Sandalwood casket presented to Mary Curzon
A sandalwood casket carved with women, birds and mythical creatures amongst a swirling floral design and a brass plaque
Sandalwood casket presented to Mary Curzon

The box, made from srigandha sandalwood, known for its fine grain and yellow-brown colour, is richly carved with mythical animals, lions, deer and birds set amid swirling floral patterns. The design also incorporates three Hindu deities set in medallions on the lid - Hanuman, Krishna and perhaps Lakshmi whose various attributes include compassion, tenderness, faith, charity and service.

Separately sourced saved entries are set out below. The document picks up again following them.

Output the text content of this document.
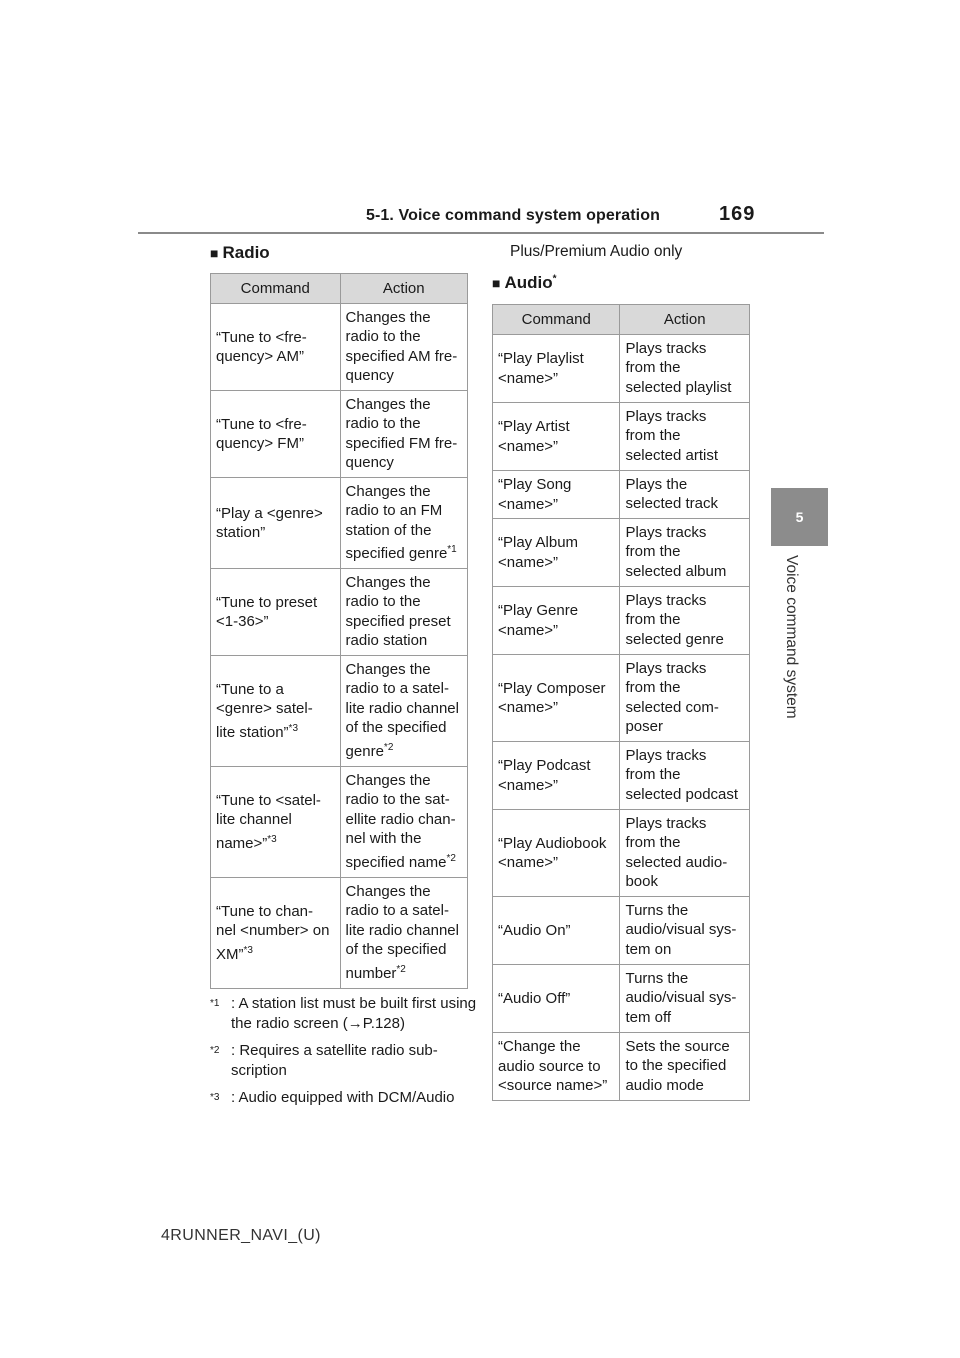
5-1. Voice command system operation	169
5
Voice command system
■ Radio
Command	Action
“Tune to <fre-
quency> AM”	Changes the
radio to the
specified AM fre-
quency
“Tune to <fre-
quency> FM”	Changes the
radio to the
specified FM fre-
quency
“Play a <genre>
station”	Changes the
radio to an FM
station of the
specified genre$^{*1}$
“Tune to preset
<1-36>”	Changes the
radio to the
specified preset
radio station
“Tune to a
<genre> satel-
lite station”$^{*3}$	Changes the
radio to a satel-
lite radio channel
of the specified
genre$^{*2}$
“Tune to <satel-
lite channel
name>”$^{*3}$	Changes the
radio to the sat-
ellite radio chan-
nel with the
specified name$^{*2}$
“Tune to chan-
nel <number> on
XM”$^{*3}$	Changes the
radio to a satel-
lite radio channel
of the specified
number$^{*2}$
$^{*1}$ : A station list must be built first using the radio screen (→P.128)
$^{*2}$ : Requires a satellite radio sub-scription
$^{*3}$ : Audio equipped with DCM/Audio
Plus/Premium Audio only
■ Audio*
Command	Action
“Play Playlist
<name>”	Plays tracks
from the
selected playlist
“Play Artist
<name>”	Plays tracks
from the
selected artist
“Play Song
<name>”	Plays the
selected track
“Play Album
<name>”	Plays tracks
from the
selected album
“Play Genre
<name>”	Plays tracks
from the
selected genre
“Play Composer
<name>”	Plays tracks
from the
selected com-
poser
“Play Podcast
<name>”	Plays tracks
from the
selected podcast
“Play Audiobook
<name>”	Plays tracks
from the
selected audio-
book
“Audio On”	Turns the
audio/visual sys-
tem on
“Audio Off”	Turns the
audio/visual sys-
tem off
“Change the
audio source to
<source name>”	Sets the source
to the specified
audio mode
4RUNNER_NAVI_(U)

The box opens to reveal a blue velvet and silk-lined interior containing an address made by the five Indian donors to the project which acknowledged Mary’s deep interest in the ‘welfare of our Sisters’.

Inside the casket
Sandlawood casket with lid open to reveal blue velvet interior and large paper scroll
Inside the casket

At a time when nurses and other healthcare professionals are very much in the public eye it is interesting to reflect on the role of this remarkable woman.